YouTube Views

Posted on January 25, 2017 by Ross

Following Sunday’s verdict that airtime doesn’t really predict winners but yesterdays hypothesis that the release of Like a Version songs on YouTube has put them on the chart, I thought that I would try instead to use YouTube views as a measure of a songs popularity. Let’s get some of the caveats out of the way up front. I only have the number of views in the present, not at the time Hottest 100 voting was occurring and I’m only going to do 2015 because do you know how long it took to look up a hundred songs on YouTube and put the numbers in a spreadsheet?! In a unrelated note, does anyone know any good hobbies? I’m asking for a friend.

Anyway. Did you know that “Lean On” has 1.8 billion views on YouTube? That’s billion with a B. Insane. How are we meant to compare a song with a billion views with “Party Machine” by The Bennies that has a little over a hundred thousand views. Luckily, we have maths. The trick is to not use the numbers themselves, but instead count the number of zeros. Since “Lean On” is in the billions (1,000,000,000), that’s nine zeroes and it gets a score of 9. Similarly “Party Machine” is in the hundreds of thousands (100,000) gets a score of 5. These scores are in the same ball-park, so it’s possible to compare them sensibly. This is exactly how the Richter Scale works too. You measure how much the needle on the seismograph moves in micrometres (that machine with the moving bit of paper and a wobbly needle with a pen on the end. Like a lie detector machine), and then count the number of zeroes it has. For example, a magnitude 5 earthquake moves the needle by 100,000 μm = 10 cm. So where does the decimal places in a magnitude 5.2 earthquake come from? From Logarithms. It’s because mathematically the operation of counting the number of zeroes is taking a logarithm. It’s the log button on your calculator. Go ahead and try it. Log 100 = 2. See, I told you.

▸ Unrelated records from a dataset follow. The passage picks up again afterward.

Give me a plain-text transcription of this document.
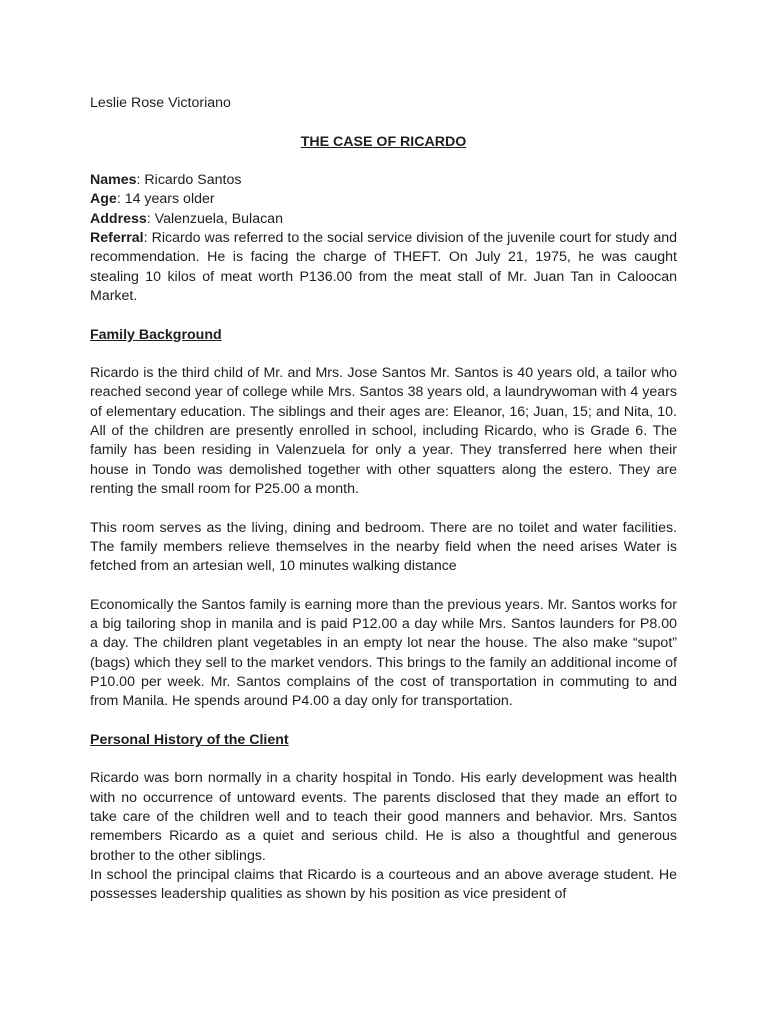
Leslie Rose Victoriano

THE CASE OF RICARDO

Names: Ricardo Santos

Age: 14 years older

Address: Valenzuela, Bulacan

Referral: Ricardo was referred to the social service division of the juvenile court for study and recommendation. He is facing the charge of THEFT. On July 21, 1975, he was caught stealing 10 kilos of meat worth P136.00 from the meat stall of Mr. Juan Tan in Caloocan Market.

Family Background

Ricardo is the third child of Mr. and Mrs. Jose Santos Mr. Santos is 40 years old, a tailor who reached second year of college while Mrs. Santos 38 years old, a laundrywoman with 4 years of elementary education. The siblings and their ages are: Eleanor, 16; Juan, 15; and Nita, 10. All of the children are presently enrolled in school, including Ricardo, who is Grade 6. The family has been residing in Valenzuela for only a year. They transferred here when their house in Tondo was demolished together with other squatters along the estero. They are renting the small room for P25.00 a month.

This room serves as the living, dining and bedroom. There are no toilet and water facilities. The family members relieve themselves in the nearby field when the need arises Water is fetched from an artesian well, 10 minutes walking distance

Economically the Santos family is earning more than the previous years. Mr. Santos works for a big tailoring shop in manila and is paid P12.00 a day while Mrs. Santos launders for P8.00 a day. The children plant vegetables in an empty lot near the house. The also make “supot” (bags) which they sell to the market vendors. This brings to the family an additional income of P10.00 per week. Mr. Santos complains of the cost of transportation in commuting to and from Manila. He spends around P4.00 a day only for transportation.

Personal History of the Client

Ricardo was born normally in a charity hospital in Tondo. His early development was health with no occurrence of untoward events. The parents disclosed that they made an effort to take care of the children well and to teach their good manners and behavior. Mrs. Santos remembers Ricardo as a quiet and serious child. He is also a thoughtful and generous brother to the other siblings.

In school the principal claims that Ricardo is a courteous and an above average student. He possesses leadership qualities as shown by his position as vice president of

We have the reverse problem when we want to compare songs based on their rankings. This time the problem is not that the gaps are too big, but that they are too small. The difference in popularity between the first and the tenth songs is a lot bigger than the difference in popularity between the ninety-first and the hundredth, even though they are both ten ranks apart. But logarithms solve this problem too because they’re magic (actually though it’s to do with power laws; see the extended version of my first post). So we should graph the logarithm of rank against the logarithm of YouTube views. Doing this log-log comparison is super common, so excel has a built in function to do this in the graphs automatically. Always read the scale carefully, and see your doctor if symptoms persist. If we look at the first picture, we see a broad upwards trend. This is too be expected; as the number of views increases, so too should the position in the Hottest 100.

If you squint hard enough, you can actually see two lines. Looking at the raw numbers, the songs with the most views were “Lean On” and “Hotline Bling”, both big international hits. We should therefore separate the Australian songs from the International ones. This gives the next graph, which has the trend lines shown. One can measure how close some data is to being a straight line by calculating the correlation. The correlation coefficients for both sets of data are 0.42 (on a scale from 0 to 1). This is about the same level of correlation as between university entrance exams and first year results. So it gives a decent indication, but isn’t perfect.

The explanation for why international songs have more views is obvious, there are a lot more people in the world than in just Australia. International songs that make it here probably also make it in other countries too, hence the huge audience. Conversely, an Australian song doesn’t need to as many YouTube views to do well in the Hottest 100, because a bigger fraction of the viewers are Australian and likely to vote in the poll.

There is a piece of data that would be super handy at this point: the raw number of votes for each song. Unfortunately, Triple J only announces the total number of votes cast. The closest I can find of them saying how many votes were cast for a particular song was in 2007 when there was 13 votes separating Muse and Silverchair for the top spot. It’s my theory that a 10x increase in the number of YouTube views would correspond to a say 3x increase in the number of votes. But without having the vote totals there’s no way to figure out the exact ratios. I can make this comparison though. The increase in the number of votes is the same when an Australian song gets 10x as many YouTube views and when an International song gets 25x as many views. Aussie aussie aussie, oi oi oi!